I'm fine with that for the moment.

[schifferl]

Great, I had in mind to take the strategy you outlined above. As for the new class, it does seem that an extension of SummarizedExperiment would be the right approach and I am happy to do the "pain" part of the job. A call and further discussion would be better forum though. I am going to close this for now and will put the SummarizedExperiment2phyloseq method in the HMP16SData package. 👍

[jnpaulson]

@lwaldron @joey711 Agreed. We should meet / call and make some of these calls. We've been floating it around for a while now and I think it's time to migrate them all.

[lwaldron]

@jnpaulson that's great. @joey711 what do you think? I'm willing to work on design and even on helping integrate into phyloseq and metagenomeSeq, as long as you're on board too. I think it can be done in a way as to maintain the current phyloseq API, but replacing the class with one containing SummarizedExperiment. This will have a number of long-term benefits, including compatibility with common Bioconductor operations, compatibility with MultiAssayExperiment and with Herve's current work providing on-disk and remote storage of SummarizedExperiment assays.

[schifferl]

Just having this thought, what if we call the class MicrobiomeExperiment and write it as an extension of SummarizedExperiment with the ability to handle tree structures?

[lgeistlinger]

I guess that's pretty much the way to go here.
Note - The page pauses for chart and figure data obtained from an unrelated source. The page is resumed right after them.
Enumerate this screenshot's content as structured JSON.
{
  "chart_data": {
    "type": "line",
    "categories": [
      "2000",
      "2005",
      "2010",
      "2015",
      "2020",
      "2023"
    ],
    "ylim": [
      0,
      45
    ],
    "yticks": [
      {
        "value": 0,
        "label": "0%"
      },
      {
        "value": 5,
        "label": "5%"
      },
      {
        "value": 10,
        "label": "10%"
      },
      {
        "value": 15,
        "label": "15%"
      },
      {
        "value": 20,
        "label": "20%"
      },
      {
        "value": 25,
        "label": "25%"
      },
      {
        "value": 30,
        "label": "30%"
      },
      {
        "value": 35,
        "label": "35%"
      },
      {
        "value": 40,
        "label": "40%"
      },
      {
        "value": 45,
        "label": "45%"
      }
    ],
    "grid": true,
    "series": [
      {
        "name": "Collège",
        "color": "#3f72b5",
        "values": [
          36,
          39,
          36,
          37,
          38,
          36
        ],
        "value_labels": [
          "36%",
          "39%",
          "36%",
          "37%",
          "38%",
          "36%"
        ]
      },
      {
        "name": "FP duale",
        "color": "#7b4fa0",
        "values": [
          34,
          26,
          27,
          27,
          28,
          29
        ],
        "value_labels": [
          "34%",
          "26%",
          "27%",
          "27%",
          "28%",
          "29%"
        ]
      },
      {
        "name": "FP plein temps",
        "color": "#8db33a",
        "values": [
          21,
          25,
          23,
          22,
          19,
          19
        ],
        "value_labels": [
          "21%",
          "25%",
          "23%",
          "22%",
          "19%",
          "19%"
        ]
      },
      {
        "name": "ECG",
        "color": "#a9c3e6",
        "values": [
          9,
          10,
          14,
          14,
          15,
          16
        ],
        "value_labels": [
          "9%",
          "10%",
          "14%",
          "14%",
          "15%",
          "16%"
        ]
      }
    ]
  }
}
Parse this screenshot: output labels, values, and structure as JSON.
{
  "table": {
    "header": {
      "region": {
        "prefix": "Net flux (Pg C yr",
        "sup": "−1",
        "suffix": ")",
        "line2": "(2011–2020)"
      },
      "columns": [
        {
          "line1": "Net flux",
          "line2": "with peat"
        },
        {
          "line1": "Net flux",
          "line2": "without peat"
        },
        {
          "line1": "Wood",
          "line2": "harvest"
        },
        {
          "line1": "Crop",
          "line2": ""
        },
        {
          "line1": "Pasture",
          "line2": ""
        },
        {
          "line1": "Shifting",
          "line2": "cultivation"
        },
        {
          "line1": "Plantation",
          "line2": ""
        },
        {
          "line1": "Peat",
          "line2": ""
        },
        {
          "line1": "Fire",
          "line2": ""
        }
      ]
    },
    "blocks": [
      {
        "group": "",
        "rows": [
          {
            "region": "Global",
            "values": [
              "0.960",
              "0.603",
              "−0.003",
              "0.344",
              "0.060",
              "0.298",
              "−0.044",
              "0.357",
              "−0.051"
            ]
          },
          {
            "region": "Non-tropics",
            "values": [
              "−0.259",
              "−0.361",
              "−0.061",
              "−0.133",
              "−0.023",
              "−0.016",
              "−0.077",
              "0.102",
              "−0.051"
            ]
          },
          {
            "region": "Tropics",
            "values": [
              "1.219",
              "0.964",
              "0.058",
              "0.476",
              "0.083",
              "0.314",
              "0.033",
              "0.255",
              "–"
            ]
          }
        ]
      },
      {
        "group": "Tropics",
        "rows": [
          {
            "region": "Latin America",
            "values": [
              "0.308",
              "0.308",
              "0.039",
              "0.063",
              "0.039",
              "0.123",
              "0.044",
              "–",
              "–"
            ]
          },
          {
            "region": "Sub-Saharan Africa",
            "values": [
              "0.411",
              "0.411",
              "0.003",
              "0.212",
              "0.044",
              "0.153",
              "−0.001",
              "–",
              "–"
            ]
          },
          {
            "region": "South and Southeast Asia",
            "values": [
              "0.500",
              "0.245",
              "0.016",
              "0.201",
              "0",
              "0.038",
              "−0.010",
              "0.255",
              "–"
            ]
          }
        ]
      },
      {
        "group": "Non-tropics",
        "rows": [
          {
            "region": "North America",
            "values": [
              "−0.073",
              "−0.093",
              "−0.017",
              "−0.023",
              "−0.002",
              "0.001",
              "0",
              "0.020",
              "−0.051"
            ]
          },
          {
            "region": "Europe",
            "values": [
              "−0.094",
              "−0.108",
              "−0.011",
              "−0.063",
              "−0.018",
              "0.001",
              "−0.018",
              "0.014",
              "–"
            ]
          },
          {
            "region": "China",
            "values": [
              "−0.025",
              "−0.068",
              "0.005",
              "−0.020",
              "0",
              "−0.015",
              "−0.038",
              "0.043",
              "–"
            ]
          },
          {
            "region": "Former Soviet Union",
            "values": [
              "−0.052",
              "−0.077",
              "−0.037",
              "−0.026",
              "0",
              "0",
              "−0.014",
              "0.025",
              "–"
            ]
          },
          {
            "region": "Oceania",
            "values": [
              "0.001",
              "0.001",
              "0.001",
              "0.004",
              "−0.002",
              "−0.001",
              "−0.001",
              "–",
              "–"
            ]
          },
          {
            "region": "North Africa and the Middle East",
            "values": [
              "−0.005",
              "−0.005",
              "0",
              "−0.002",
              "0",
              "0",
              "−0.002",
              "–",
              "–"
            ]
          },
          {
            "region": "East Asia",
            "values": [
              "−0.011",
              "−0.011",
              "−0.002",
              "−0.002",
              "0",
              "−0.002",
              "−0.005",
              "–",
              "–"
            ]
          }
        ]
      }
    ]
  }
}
The main question is how to implement compatibility with tree structures and what can be recycled / adapted from the corresponding implementations in MRexperiment and phyloseq. Furthermore, there have been many thoughts on the bioc devel mailing list on naming conventions - with the conclusion that you don't want to limit applicability by naming. Thus, I guess it is worth considering a name that not automatically limit the scope of the class to microbiome analysis, but rather applies naturally to analysis of species that can be related to each other via a (phylogenetic) tree. An example would be an analysis of various yeast strains, where such a class might also be applicable. It is thus, in this regard, beneficial to choose general names such as SummarizedExperiment, MultiAssayExperiment and RaggedExperiment.

However, if it can be ruled out that such functionality might be relevant also outside of microbiome analysis, a specific name such as MicrobiomeExperiment should be chosen.